North America Financial Bond House: Goldman Sachs
Showing its chops A remarkable investment-grade bond market that traded at post-financial crisis tights for most of the year gave underwriters the opportunity to push the envelope for their financial clients. For stretching the potential of US capital markets in 2024, Goldman Sachs is IFR’s North America Financial Bond House of the Year.

Debt bankers like to point out that the leading underwriters in the financial bond business lean on their advisory capabilities and not their balance sheets to win market share. In that sense, Goldman Sachs had a standout year in 2024, leveraging the receptive investment-grade market to wheel out debt structures that ordinarily would have been a difficult sell.
“Our clients remember us as the bank that thinks about not necessarily what is the easiest trade, but what is the best trade,” said Stephen Conigliaro, Goldman’s head of US FIG IG syndicate.
Yet even as the US investment bank delivered on its reputation for leading the financial industry’s most complex offerings, Goldman was able to show its prowess in vanilla corners of the market too, helping it to retain its position in the top five underwriters of US financial bonds in 2024.
One area of focus was issuance from private credit vehicles in the form of business development companies. In 2024, BDCs capitalised on tighter spreads to sell more than US$20bn of bonds to bolster their fire power.
“For all the discussions about how private credit might be taking potential issuance volumes away from public investment-grade bond markets, those private credit providers are actually huge clients of the investment-grade bond market,” said Jonny Fine, global head of investment-grade debt.
Goldman helped further the sector’s maturation by leading Blackstone Private Credit Fund’s US$600m 10-year senior bond offering in November, the first time since 2021 the BDC has issued the long-dated maturity.
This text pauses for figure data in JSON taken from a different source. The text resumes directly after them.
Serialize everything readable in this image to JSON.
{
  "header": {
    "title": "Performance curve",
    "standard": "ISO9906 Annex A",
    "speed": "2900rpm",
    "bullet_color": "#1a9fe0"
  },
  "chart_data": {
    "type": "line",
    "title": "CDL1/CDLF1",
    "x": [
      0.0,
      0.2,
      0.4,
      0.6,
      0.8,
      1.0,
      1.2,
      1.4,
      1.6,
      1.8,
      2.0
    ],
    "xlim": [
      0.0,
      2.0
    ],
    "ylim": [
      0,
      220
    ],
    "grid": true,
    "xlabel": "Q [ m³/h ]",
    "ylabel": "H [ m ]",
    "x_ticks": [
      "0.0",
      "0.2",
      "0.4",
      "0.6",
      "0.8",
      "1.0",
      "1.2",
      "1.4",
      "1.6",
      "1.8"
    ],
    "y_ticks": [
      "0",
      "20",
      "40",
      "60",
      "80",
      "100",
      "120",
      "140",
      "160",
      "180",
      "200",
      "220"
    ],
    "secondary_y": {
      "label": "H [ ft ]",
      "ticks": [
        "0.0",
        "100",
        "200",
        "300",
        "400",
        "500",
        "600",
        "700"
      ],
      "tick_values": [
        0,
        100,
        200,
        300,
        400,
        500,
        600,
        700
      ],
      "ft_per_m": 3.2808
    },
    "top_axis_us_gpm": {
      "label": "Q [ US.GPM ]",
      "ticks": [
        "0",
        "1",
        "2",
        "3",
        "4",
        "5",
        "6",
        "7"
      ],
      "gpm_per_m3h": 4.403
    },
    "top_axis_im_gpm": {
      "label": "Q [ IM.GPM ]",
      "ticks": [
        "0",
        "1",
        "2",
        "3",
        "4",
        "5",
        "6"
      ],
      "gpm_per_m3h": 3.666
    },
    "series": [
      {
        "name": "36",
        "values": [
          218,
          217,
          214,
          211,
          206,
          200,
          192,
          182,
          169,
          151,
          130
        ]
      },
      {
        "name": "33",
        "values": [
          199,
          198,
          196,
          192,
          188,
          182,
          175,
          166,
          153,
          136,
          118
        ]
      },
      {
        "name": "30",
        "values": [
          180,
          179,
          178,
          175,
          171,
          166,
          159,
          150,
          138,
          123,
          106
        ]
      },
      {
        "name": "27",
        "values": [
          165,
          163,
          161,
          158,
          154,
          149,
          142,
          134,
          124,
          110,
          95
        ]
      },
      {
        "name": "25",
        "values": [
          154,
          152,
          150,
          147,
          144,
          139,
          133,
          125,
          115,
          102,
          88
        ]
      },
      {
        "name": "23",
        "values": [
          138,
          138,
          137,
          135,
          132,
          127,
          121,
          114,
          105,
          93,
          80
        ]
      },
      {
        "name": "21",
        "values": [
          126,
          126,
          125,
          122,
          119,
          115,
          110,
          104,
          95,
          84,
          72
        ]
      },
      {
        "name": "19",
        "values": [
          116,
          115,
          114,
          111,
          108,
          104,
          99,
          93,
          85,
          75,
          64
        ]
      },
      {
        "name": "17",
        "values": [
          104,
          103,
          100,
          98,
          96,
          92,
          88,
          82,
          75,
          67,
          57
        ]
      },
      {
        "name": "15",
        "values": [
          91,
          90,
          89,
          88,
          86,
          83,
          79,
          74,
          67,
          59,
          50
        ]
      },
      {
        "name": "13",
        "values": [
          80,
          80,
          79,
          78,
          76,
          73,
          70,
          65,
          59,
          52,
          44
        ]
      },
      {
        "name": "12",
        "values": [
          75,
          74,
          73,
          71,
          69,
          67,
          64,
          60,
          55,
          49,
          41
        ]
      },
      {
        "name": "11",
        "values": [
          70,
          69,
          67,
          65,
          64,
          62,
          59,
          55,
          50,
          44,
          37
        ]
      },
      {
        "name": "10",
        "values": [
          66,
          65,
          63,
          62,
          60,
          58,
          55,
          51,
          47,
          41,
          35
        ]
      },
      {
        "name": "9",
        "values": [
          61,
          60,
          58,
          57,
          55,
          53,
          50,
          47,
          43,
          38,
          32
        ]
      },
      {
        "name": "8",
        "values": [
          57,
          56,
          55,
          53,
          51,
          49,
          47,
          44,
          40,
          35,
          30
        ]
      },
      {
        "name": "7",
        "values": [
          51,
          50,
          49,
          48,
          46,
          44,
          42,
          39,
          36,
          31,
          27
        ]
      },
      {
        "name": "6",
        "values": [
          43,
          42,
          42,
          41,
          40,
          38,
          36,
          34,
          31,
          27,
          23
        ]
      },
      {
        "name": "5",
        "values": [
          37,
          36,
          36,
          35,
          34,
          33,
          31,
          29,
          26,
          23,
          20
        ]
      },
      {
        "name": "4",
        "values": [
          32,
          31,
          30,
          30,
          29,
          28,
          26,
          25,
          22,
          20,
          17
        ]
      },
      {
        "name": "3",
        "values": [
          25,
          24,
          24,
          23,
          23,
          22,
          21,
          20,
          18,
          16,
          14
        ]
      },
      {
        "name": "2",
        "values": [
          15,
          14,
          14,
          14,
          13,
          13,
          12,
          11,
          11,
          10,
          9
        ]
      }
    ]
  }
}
Previously, BDCs had been limited to using short-dated tenors for funding.
The bank also maintained its longstanding franchise in the market for funding agreement-backed notes, a key tool insurers use to raise cash. Though highly rated instruments, FA-backed notes are sensitive to market conditions due to their illiquidity and 2024 provided a ripe opportunity to issue them.
Athene, Mutual of Omaha and Corebridge Financial were among the insurers that turned to Goldman for such transactions.
“Those are folks that are looking for market colour and advice, and we give that really well,” said John Sales, head of IG debt syndicate in the Americas.
The bank’s consistent advice has meant insurers have trusted Goldman with their more difficult trades. The bank was one of three leads on Equitable’s US$600m P-cap transaction, which is IFR’s North America Financial Bond of the Year.
An area where Goldman’s creativity shines is subordinated bond transactions for regulatory capital, arguably its banking clients’ most important offerings.
Goldman helped TD Bank deliver an unusual US dollar 10-year non-call five subordinated note in September – a format for Tier 2 paper mostly seen in Europe – after leading the Canadian lender’s Yankee AT1 sale in June.
“There’s a lot of bookrunners out there that would basically say [a 10-year non-call five] is a tough deal,” said Conigliaro. “Ultimately, it priced through where we thought and was an excellent result.”
Goldman was at the forefront of the Canadian banking industry’s efforts to take advantage of a vibrant Yankee AT1 market. Its role in Bank of Montreal’s US$750m offering of a limited recourse capital note, an AT1 structure unique to Canada, showed how it can overcame investor concerns around tight back-end spreads, which had compressed due to demand for subordinated debt offering chunky yields.
“One of the key conversations was, ‘we are certainly in very low territory when it comes to resets. How do we get past the inevitable investor pushback to these low back-ends?'” said Conigliaro.
Goldman knew investors were comfortable locking in AT1 yields for an extended period despite their subordinated position in the capital structure. It leveraged that understanding to print the first Yankee LRCN in a non-call 10 structure for BMO in July. The Canadian bank had also trusted Goldman to lead its shorter non-call five AT1 trade in February.
Goldman’s close dialogue with investors also helped it deliver for the bank’s own corporate treasury.
The US investment bank sold an eye-catching US$2bn perpetual non-call 10 preferred issue in September that left other bankers talking enviously about the 240bp reset spread it achieved, around 40bp lower than Goldman’s previous record. And it was the first of the big US banks to reopen the ultra-long end of the senior bond market in 2024, which drew follow-on issuance from its peers.